Aus für Bestpreisklauseln bei Hotelbuchungen

Bislang ist es so: Wenn Hotels bei Internetplattformen wie booking.com vorkommen wollen, dürfen sie ihre Zimmer woanders nicht billiger anbieten. Doch diesem Diktat der Online-Portale hat der Gesetzgeber nun in Österreich einen Riegel vorgeschoben.

Die von der heimischen Hotellobby jahrelang bekämpfte Bestpreisklausel auf Hotel-Buchungsplattformen ist passe. Am Dienstag hat der Ministerrat eine entsprechende Gesetzesnovelle auf den Weg gebracht, im Herbst soll sie im Parlament beschlossen werden und bis Ende des Jahres in Kraft treten. Hoteliers dürfen künftig ihre Preise selbst gestalten und auf der eigenen Homepage billiger anbieten.

Wirtschaftsminister Reinhold Mitterlehner (ÖVP) sieht damit die "unternehmerische Freiheit" der Hoteliers gestärkt, wie er in einer Aussendung mitteilte. "Derzeit sind Plattformbetreiber bevorteilt, die weitreichende Forderungen gegenüber Hotelbetreibern stellen konnten. Die Buchungsplattformen verlangen nicht nur hohe Provisionen, sondern stellen für die Auflistung auch umfangreiche weitere Bedingungen wie zum Beispiel Bestpreisklauseln", so der Minister.

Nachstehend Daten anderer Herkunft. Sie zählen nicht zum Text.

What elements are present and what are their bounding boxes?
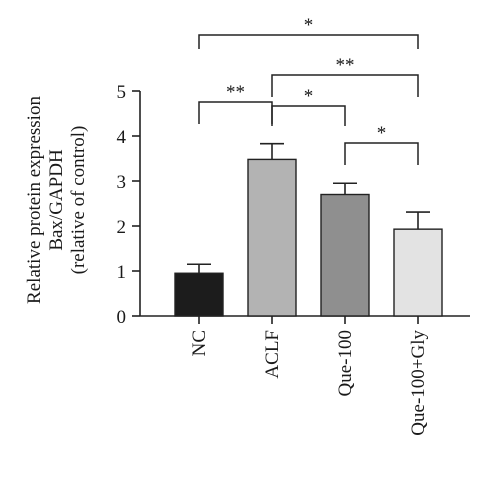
bar (393, 228, 443, 317)
x-tick-label: ACLF (262, 330, 283, 379)
significance-label: ** (336, 55, 355, 76)
significance-bracket (271, 105, 346, 126)
y-tick-label: 3 (117, 172, 127, 193)
y-tick-label: 4 (117, 127, 127, 148)
significance-bracket (198, 34, 419, 49)
significance-bracket (198, 101, 273, 124)
axes: 0 1 2 3 4 5 NC ACLF Que-100 Que-100+Gly (117, 82, 470, 436)
significance-bracket (344, 142, 419, 165)
y-tick-label: 0 (117, 307, 127, 328)
y-axis-label: Relative protein expression Bax/GAPDH (r… (24, 96, 89, 304)
bar (320, 193, 370, 317)
significance-label: * (304, 86, 314, 107)
significance-brackets: ** ***** (198, 15, 419, 165)
significance-label: ** (226, 82, 245, 103)
y-tick-label: 2 (117, 217, 127, 238)
x-tick-label: Que-100+Gly (408, 330, 429, 436)
y-axis-label-line-3: (relative of control) (68, 126, 89, 275)
x-tick-label: Que-100 (335, 330, 356, 396)
y-axis-label-line-2: Bax/GAPDH (46, 149, 67, 251)
significance-label: * (377, 123, 387, 144)
y-tick-label: 5 (117, 82, 127, 103)
bars (174, 142, 443, 317)
x-tick-label: NC (189, 330, 210, 356)
significance-bracket (271, 74, 419, 97)
y-tick-label: 1 (117, 262, 127, 283)
bar (174, 272, 224, 317)
significance-label: * (304, 15, 314, 36)
bar (247, 158, 297, 317)
y-axis-label-line-1: Relative protein expression (24, 96, 45, 304)
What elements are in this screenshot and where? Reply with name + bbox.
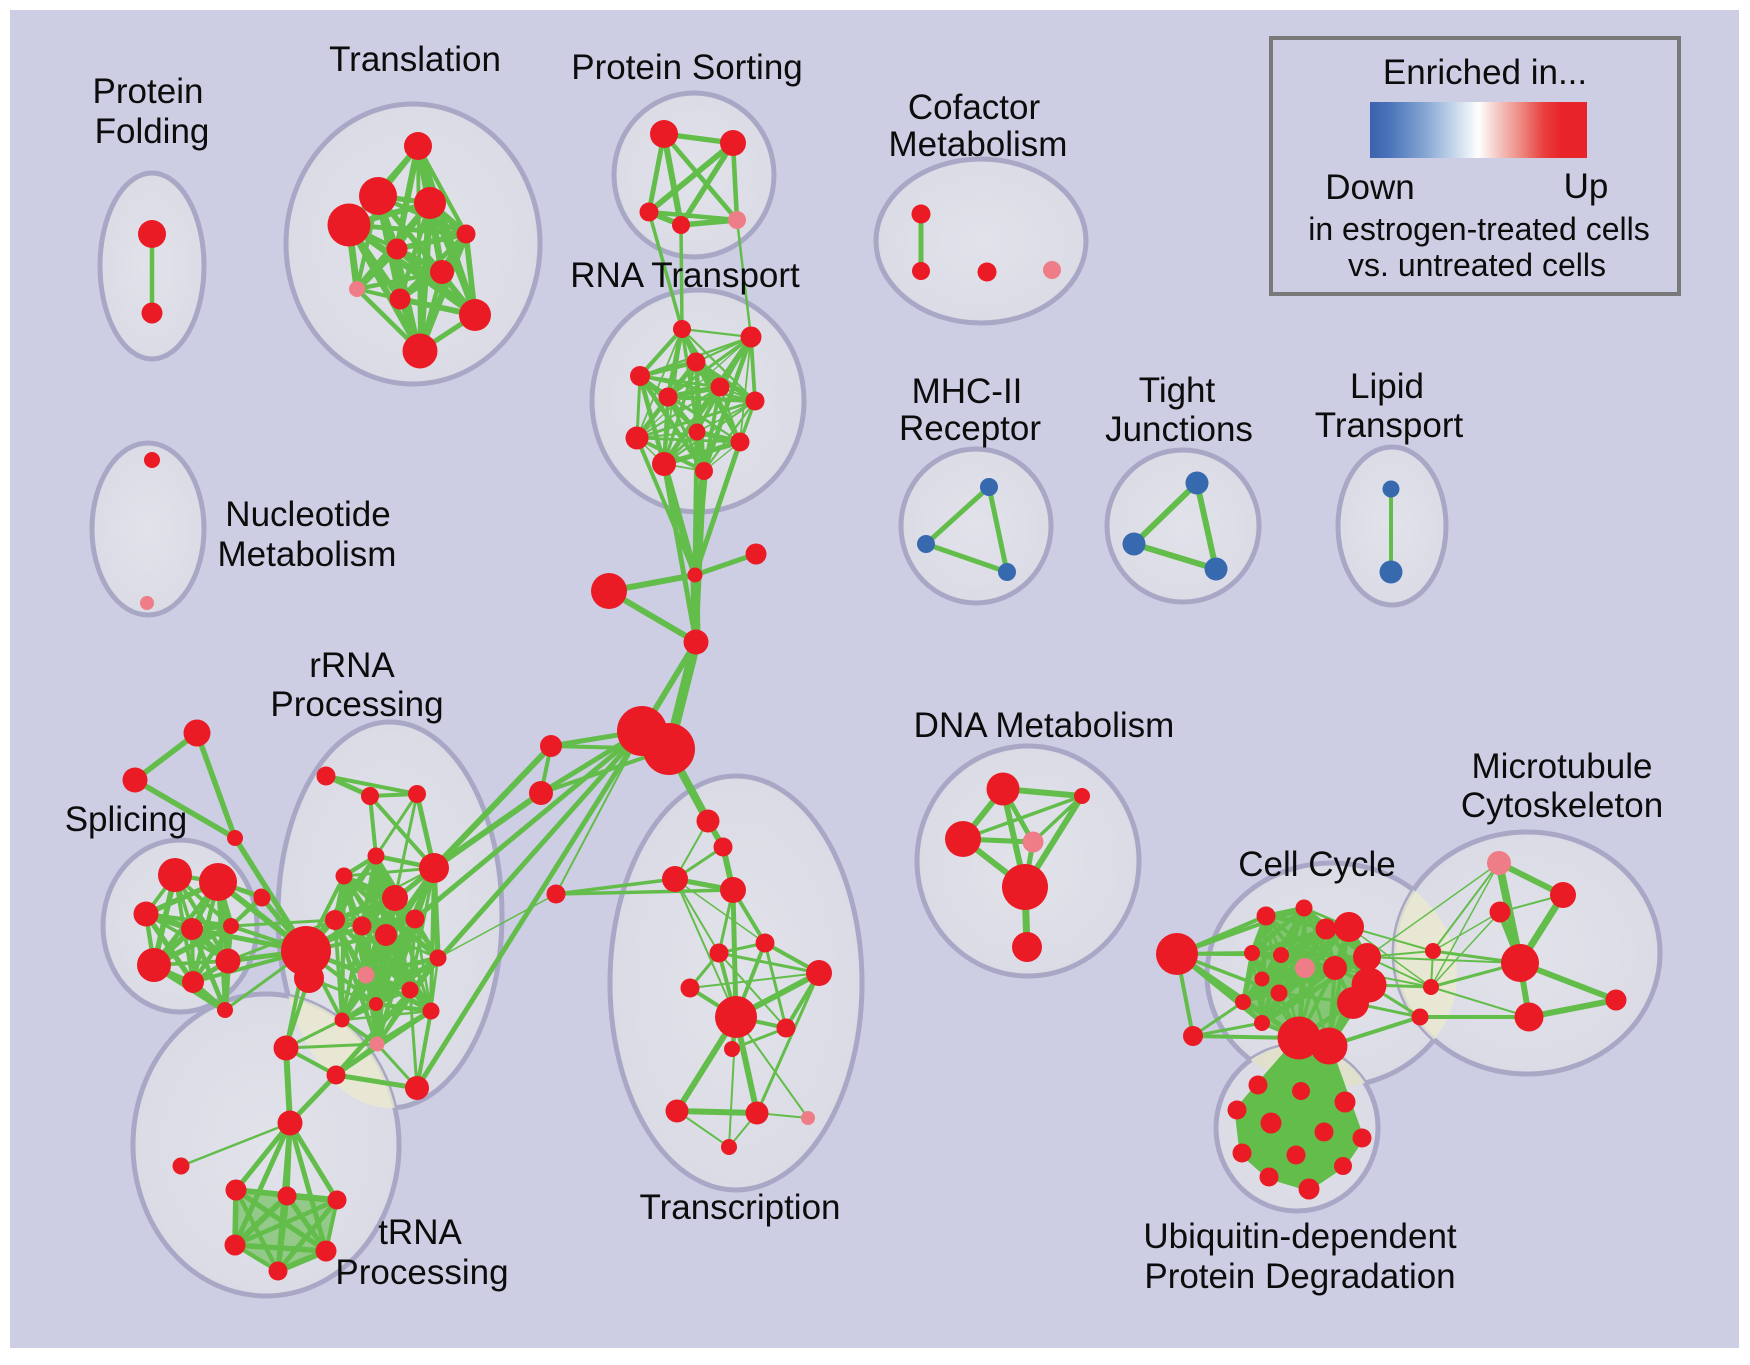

Wirtschaftskammer (WKÖ) und Hoteliervereinigung (ÖHV) begrüßen die geplanten Änderungen; die Plattform Booking.com hat zuletzt vergangene Woche Kritik an zu hohen Provisionen zurückgewiesen und die Novelle kritisiert.
Jede vierte Unterkunft wird in Österreich über Plattformen wie Booking.com, HRS oder Expedia gebucht.

In Deutschland sind Bestpreisklauseln bereits seit dem Vorjahr verboten.